How do you multiply #sqrt(2)(sqrt 8 + sqrt 4)#?

2 Answers
Jun 29, 2015

Answer:

#sqrt(2)(sqrt(8)+sqrt(4)) = 4+2sqrt(2)#

Explanation:

Method 1: Multiply first then simplify
The distributive property (of multiplication over addition) tells us that
#color(white)("XXXX")##a*(b+c) = ab+ac#

Further as a property of exponents (and therefore of square roots)
#color(white)("XXXX")##a^m*b^m = (a*b)^m#
#color(white)("XXXX")##sqrt(a)*sqrt(b) = sqrt(a*b)# since #(sqrt(k) = k^(1/2))#

So
#sqrt(2)(sqrt(8)+sqrt(4))#
#color(white)("XXXX")##=sqrt(2)*sqrt(8) + sqrt(2)*sqrt(4)#

#color(white)("XXXX")##=sqrt(2*8) + sqrt(2*4)#

#color(white)("XXXX")##=sqrt(16) + sqrt(8)#

#color(white)("XXXX")##=4+ 2sqrt(2)#

Method 2: Simplify roots then multiply
#sqrt(2)(sqrt(8)+sqrt(4))#
#color(white)("XXXX")##=sqrt(2)(2sqrt(2)+2)#

#color(white)("XXXX")##=2sqrt(2)*sqrt(2) + 2sqrt(2)#

#color(white)("XXXX")##=2*2 + 2sqrt(2)#

#color(white)("XXXX")##=4+2sqrt(2)#

Jun 29, 2015

Answer:

#sqrt(2)(sqrt 8 + sqrt 4)=2(2+sqrt(2))#

Explanation:

  1. #sqrt(2)(sqrt 8 + sqrt 4)=sqrt(2)*sqrt(8)+sqrt(2)*sqrt(4)# for the distributive property.
  2. #sqrt(2)*sqrt(8)+sqrt(2)*sqrt(4)=sqrt(2*8)+sqrt(2*4)=sqrt(2^4)+sqrt(2^3)# because we can write the product of two square roots as the square roots of the product.

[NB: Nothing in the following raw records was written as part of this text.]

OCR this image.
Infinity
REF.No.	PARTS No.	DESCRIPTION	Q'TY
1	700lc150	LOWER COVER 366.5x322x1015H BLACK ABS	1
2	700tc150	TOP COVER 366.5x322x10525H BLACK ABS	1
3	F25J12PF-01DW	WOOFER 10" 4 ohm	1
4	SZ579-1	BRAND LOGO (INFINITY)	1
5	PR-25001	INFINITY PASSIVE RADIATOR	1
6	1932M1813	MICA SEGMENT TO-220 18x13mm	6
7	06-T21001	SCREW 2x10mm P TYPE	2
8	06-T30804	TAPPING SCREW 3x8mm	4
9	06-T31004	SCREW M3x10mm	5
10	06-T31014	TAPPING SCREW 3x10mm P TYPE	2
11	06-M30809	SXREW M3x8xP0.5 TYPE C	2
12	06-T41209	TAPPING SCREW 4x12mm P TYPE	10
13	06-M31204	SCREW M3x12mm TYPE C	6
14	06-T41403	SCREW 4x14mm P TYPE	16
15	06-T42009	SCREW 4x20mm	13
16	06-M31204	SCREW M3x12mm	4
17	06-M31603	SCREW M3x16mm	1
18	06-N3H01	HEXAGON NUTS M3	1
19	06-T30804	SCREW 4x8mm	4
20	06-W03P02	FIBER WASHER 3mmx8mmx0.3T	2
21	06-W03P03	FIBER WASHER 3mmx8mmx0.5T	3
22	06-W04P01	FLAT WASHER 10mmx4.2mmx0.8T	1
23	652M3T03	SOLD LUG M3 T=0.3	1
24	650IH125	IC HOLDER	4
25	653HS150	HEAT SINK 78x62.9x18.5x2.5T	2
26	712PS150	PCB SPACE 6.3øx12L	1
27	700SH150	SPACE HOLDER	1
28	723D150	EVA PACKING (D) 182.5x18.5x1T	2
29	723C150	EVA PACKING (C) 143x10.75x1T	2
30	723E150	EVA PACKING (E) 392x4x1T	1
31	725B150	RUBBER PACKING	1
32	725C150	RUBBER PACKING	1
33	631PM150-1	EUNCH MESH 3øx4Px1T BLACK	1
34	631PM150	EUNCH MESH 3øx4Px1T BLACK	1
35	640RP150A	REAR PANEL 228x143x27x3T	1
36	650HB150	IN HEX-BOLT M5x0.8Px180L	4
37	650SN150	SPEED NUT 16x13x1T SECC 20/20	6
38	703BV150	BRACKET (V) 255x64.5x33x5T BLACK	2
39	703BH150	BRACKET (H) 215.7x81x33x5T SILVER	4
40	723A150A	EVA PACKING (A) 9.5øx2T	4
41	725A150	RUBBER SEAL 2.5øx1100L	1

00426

I rewrote the products in exponential form, it is easier.
  3. Now, if you remember, the square root of x means x at the exponent of 1/2: #sqrt(x)=x^(1/2)#.
    So in this case we can write:
    #sqrt(2^4)+sqrt(2^3)=2^(4/2)+2^(3/2)#
  4. Now we can solve the equation:
    #2^(4/2)+2^(3/2)=2^2+2^(1+1/2)=4+2*2^(1/2)=4+2sqrt(2)=2(2+sqrt(2))#.